It was a year of first sightings - butterbur in early April, bunched by the towpath like little pink totem poles, the speckly brown female mandarin duck bobbing along the Ryburn one autumn afternoon - and old favourites, too: leggy herons sweeping over ponds, kingfishers, shimmering like sapphires down the Calder, wild roses, red as blood, trellising moorland edges, and, up on the tops, the freedom of fresh autumnal air, wind whistling through heather and hissing over rocks.

I've enjoyed the lesser loved novelties of nature - multitudinous invertebrates like red soldier beetles bending stems of grasses at the Copley reserve, weevils the colour of cola; alder leaf beetles, tiny balls of polished jet, multicoloured molluscs, the frog bouncing down my street, a lithe, elastic acrobat, pogo-ing through the rain.

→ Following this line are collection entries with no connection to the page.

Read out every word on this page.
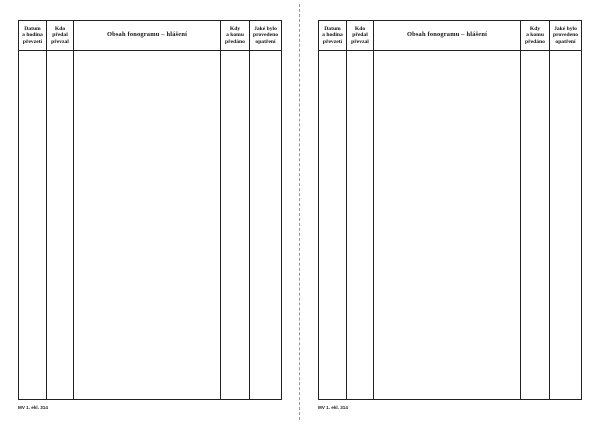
Datum
a hodina
převzetí	Kdo
předal
převzal	Obsah fonogramu – hlášení	Kdy
a komu
předáno	Jaké bylo
provedeno
opatření

MV 1. ekl. 314
Datum
a hodina
převzetí	Kdo
předal
převzal	Obsah fonogramu – hlášení	Kdy
a komu
předáno	Jaké bylo
provedeno
opatření

MV 1. ekl. 314
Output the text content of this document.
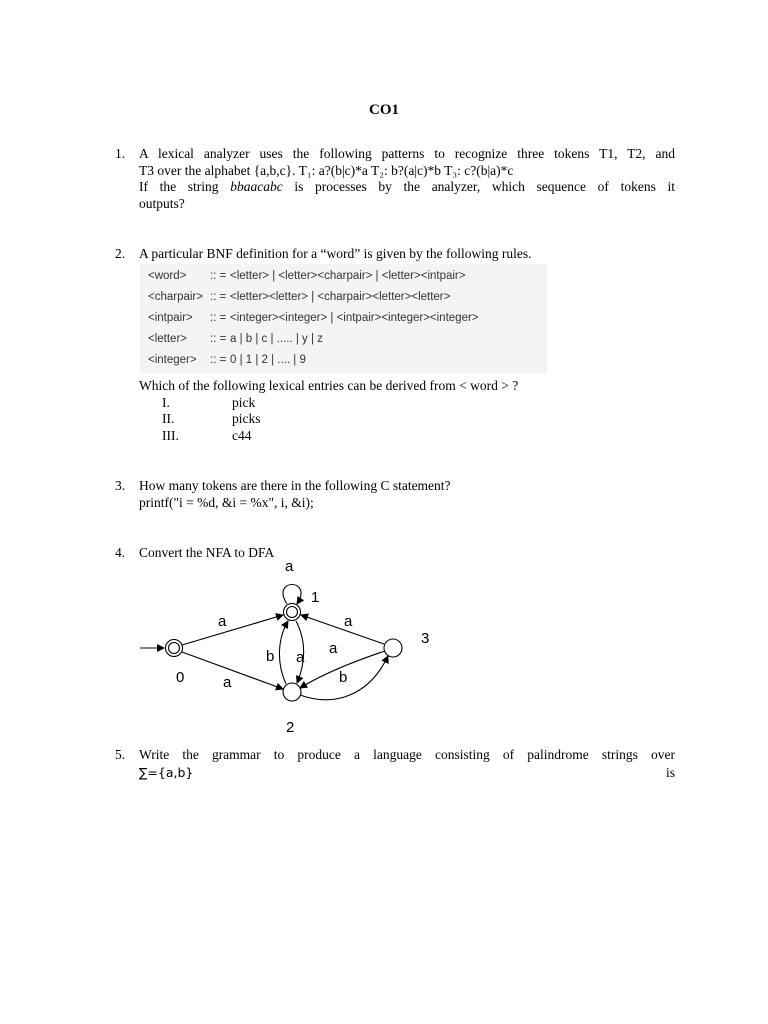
CO1
1.	A lexical analyzer uses the following patterns to recognize three tokens T1, T2, and
T3 over the alphabet {a,b,c}. T₁: a?(b|c)*a T₂: b?(a|c)*b T₃: c?(b|a)*c
If the string bbaacabc is processes by the analyzer, which sequence of tokens it
outputs?
2.	A particular BNF definition for a “word” is given by the following rules.
<word> :: = <letter> | <letter><charpair> | <letter><intpair>
<charpair> :: = <letter><letter> | <charpair><letter><letter>
<intpair> :: = <integer><integer> | <intpair><integer><integer>
<letter> :: = a | b | c | ..... | y | z
<integer> :: = 0 | 1 | 2 | .... | 9
Which of the following lexical entries can be derived from < word > ?
I.	pick
II.	picks
III.	c44
3.	How many tokens are there in the following C statement?
printf("i = %d, &i = %x", i, &i);
4.	Convert the NFA to DFA
0
1
2
3
a
a
a
a
b a
a
b
5.	Write the grammar to produce a language consisting of palindrome strings over
∑={a,b}	is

I've been struck by fungi - from squishy jewels of crystal brains, to ruby-red toadstools; white bracket fungi chunked around decaying logs, "King Alfred's Cakes," studding tree trunks like black blisters, mushrooms small as finger nails, hooded by grass blades amid farmer's fields.

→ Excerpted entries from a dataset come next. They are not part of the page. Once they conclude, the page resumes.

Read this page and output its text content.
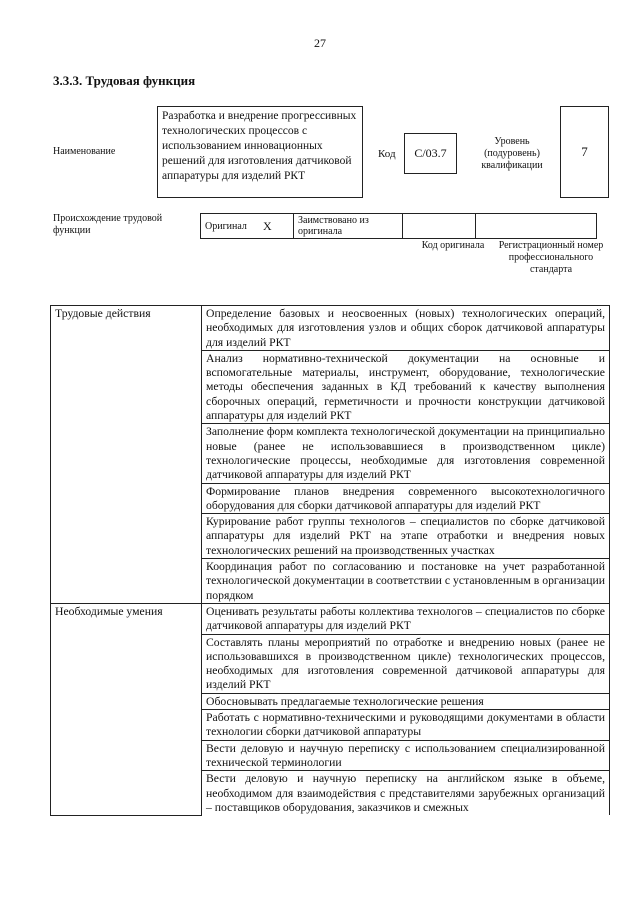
27
3.3.3. Трудовая функция
Наименование
Разработка и внедрение прогрессивных технологических процессов с использованием инновационных решений для изготовления датчиковой аппаратуры для изделий РКТ
Код	С/03.7
Уровень (подуровень) квалификации
7
Происхождение трудовой функции	Оригинал	X	Заимствовано из оригинала		
Код оригинала	Регистрационный номер профессионального стандарта
Трудовые действия	Определение базовых и неосвоенных (новых) технологических операций, необходимых для изготовления узлов и общих сборок датчиковой аппаратуры для изделий РКТ
	Анализ нормативно-технической документации на основные и вспомогательные материалы, инструмент, оборудование, технологические методы обеспечения заданных в КД требований к качеству выполнения сборочных операций, герметичности и прочности конструкции датчиковой аппаратуры для изделий РКТ
	Заполнение форм комплекта технологической документации на принципиально новые (ранее не использовавшиеся в производственном цикле) технологические процессы, необходимые для изготовления современной датчиковой аппаратуры для изделий РКТ
	Формирование планов внедрения современного высокотехнологичного оборудования для сборки датчиковой аппаратуры для изделий РКТ
	Курирование работ группы технологов – специалистов по сборке датчиковой аппаратуры для изделий РКТ на этапе отработки и внедрения новых технологических решений на производственных участках
	Координация работ по согласованию и постановке на учет разработанной технологической документации в соответствии с установленным в организации порядком
Необходимые умения	Оценивать результаты работы коллектива технологов – специалистов по сборке датчиковой аппаратуры для изделий РКТ
	Составлять планы мероприятий по отработке и внедрению новых (ранее не использовавшихся в производственном цикле) технологических процессов, необходимых для изготовления современной датчиковой аппаратуры для изделий РКТ
	Обосновывать предлагаемые технологические решения
	Работать с нормативно-техническими и руководящими документами в области технологии сборки датчиковой аппаратуры
	Вести деловую и научную переписку с использованием специализированной технической терминологии
	Вести деловую и научную переписку на английском языке в объеме, необходимом для взаимодействия с представителями зарубежных организаций – поставщиков оборудования, заказчиков и смежных
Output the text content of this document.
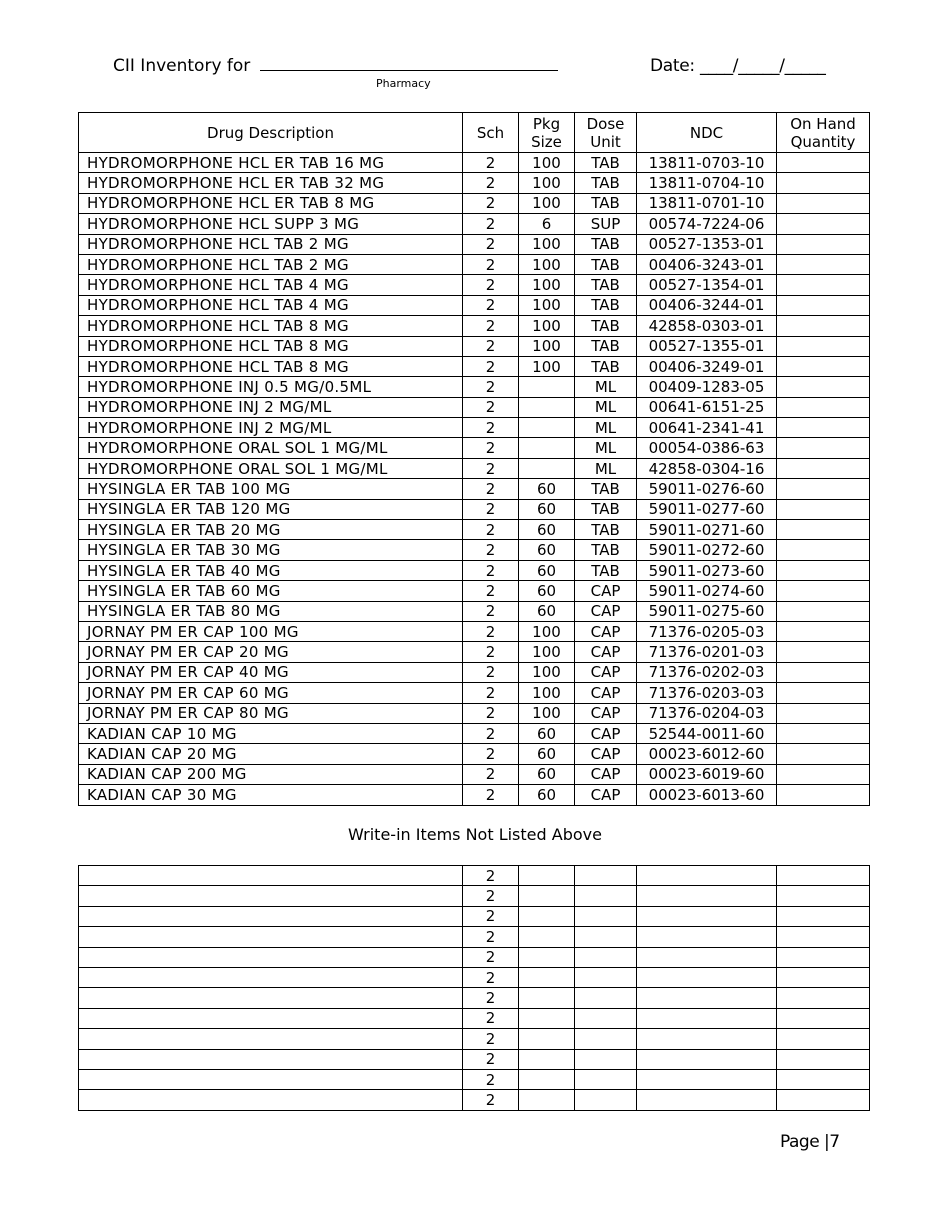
CII Inventory for
Pharmacy
Date: ____/_____/_____
Drug Description	Sch	Pkg Size	Dose Unit	NDC	On Hand Quantity
HYDROMORPHONE HCL ER TAB 16 MG	2	100	TAB	13811-0703-10	
HYDROMORPHONE HCL ER TAB 32 MG	2	100	TAB	13811-0704-10	
HYDROMORPHONE HCL ER TAB 8 MG	2	100	TAB	13811-0701-10	
HYDROMORPHONE HCL SUPP 3 MG	2	6	SUP	00574-7224-06	
HYDROMORPHONE HCL TAB 2 MG	2	100	TAB	00527-1353-01	
HYDROMORPHONE HCL TAB 2 MG	2	100	TAB	00406-3243-01	
HYDROMORPHONE HCL TAB 4 MG	2	100	TAB	00527-1354-01	
HYDROMORPHONE HCL TAB 4 MG	2	100	TAB	00406-3244-01	
HYDROMORPHONE HCL TAB 8 MG	2	100	TAB	42858-0303-01	
HYDROMORPHONE HCL TAB 8 MG	2	100	TAB	00527-1355-01	
HYDROMORPHONE HCL TAB 8 MG	2	100	TAB	00406-3249-01	
HYDROMORPHONE INJ 0.5 MG/0.5ML	2		ML	00409-1283-05	
HYDROMORPHONE INJ 2 MG/ML	2		ML	00641-6151-25	
HYDROMORPHONE INJ 2 MG/ML	2		ML	00641-2341-41	
HYDROMORPHONE ORAL SOL 1 MG/ML	2		ML	00054-0386-63	
HYDROMORPHONE ORAL SOL 1 MG/ML	2		ML	42858-0304-16	
HYSINGLA ER TAB 100 MG	2	60	TAB	59011-0276-60	
HYSINGLA ER TAB 120 MG	2	60	TAB	59011-0277-60	
HYSINGLA ER TAB 20 MG	2	60	TAB	59011-0271-60	
HYSINGLA ER TAB 30 MG	2	60	TAB	59011-0272-60	
HYSINGLA ER TAB 40 MG	2	60	TAB	59011-0273-60	
HYSINGLA ER TAB 60 MG	2	60	CAP	59011-0274-60	
HYSINGLA ER TAB 80 MG	2	60	CAP	59011-0275-60	
JORNAY PM ER CAP 100 MG	2	100	CAP	71376-0205-03	
JORNAY PM ER CAP 20 MG	2	100	CAP	71376-0201-03	
JORNAY PM ER CAP 40 MG	2	100	CAP	71376-0202-03	
JORNAY PM ER CAP 60 MG	2	100	CAP	71376-0203-03	
JORNAY PM ER CAP 80 MG	2	100	CAP	71376-0204-03	
KADIAN CAP 10 MG	2	60	CAP	52544-0011-60	
KADIAN CAP 20 MG	2	60	CAP	00023-6012-60	
KADIAN CAP 200 MG	2	60	CAP	00023-6019-60	
KADIAN CAP 30 MG	2	60	CAP	00023-6013-60	
Write-in Items Not Listed Above
	2				
	2				
	2				
	2				
	2				
	2				
	2				
	2				
	2				
	2				
	2				
	2				
Page |7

I'm recalling my first sightings of slime molds, on the towpath trees, rubbery gems, bubbling bark in blobs of red and orange. I'm thinking back to algae, filming the edges of Willow Hall Dam in chlorophylly glops of gooky green, yet whose swirly patterns were beguiling as mirages.

As 2021 draws to a close, I'm thinking back with gratitude to the diversity of wildlife that has graced our Valley, taking comfort in the current cast of characters - the blackbirds, thrushes, gulls and grebes, whose colours brighten winter trees and waters, and looking forward to the flora and fauna to come as we turn the page into a new year.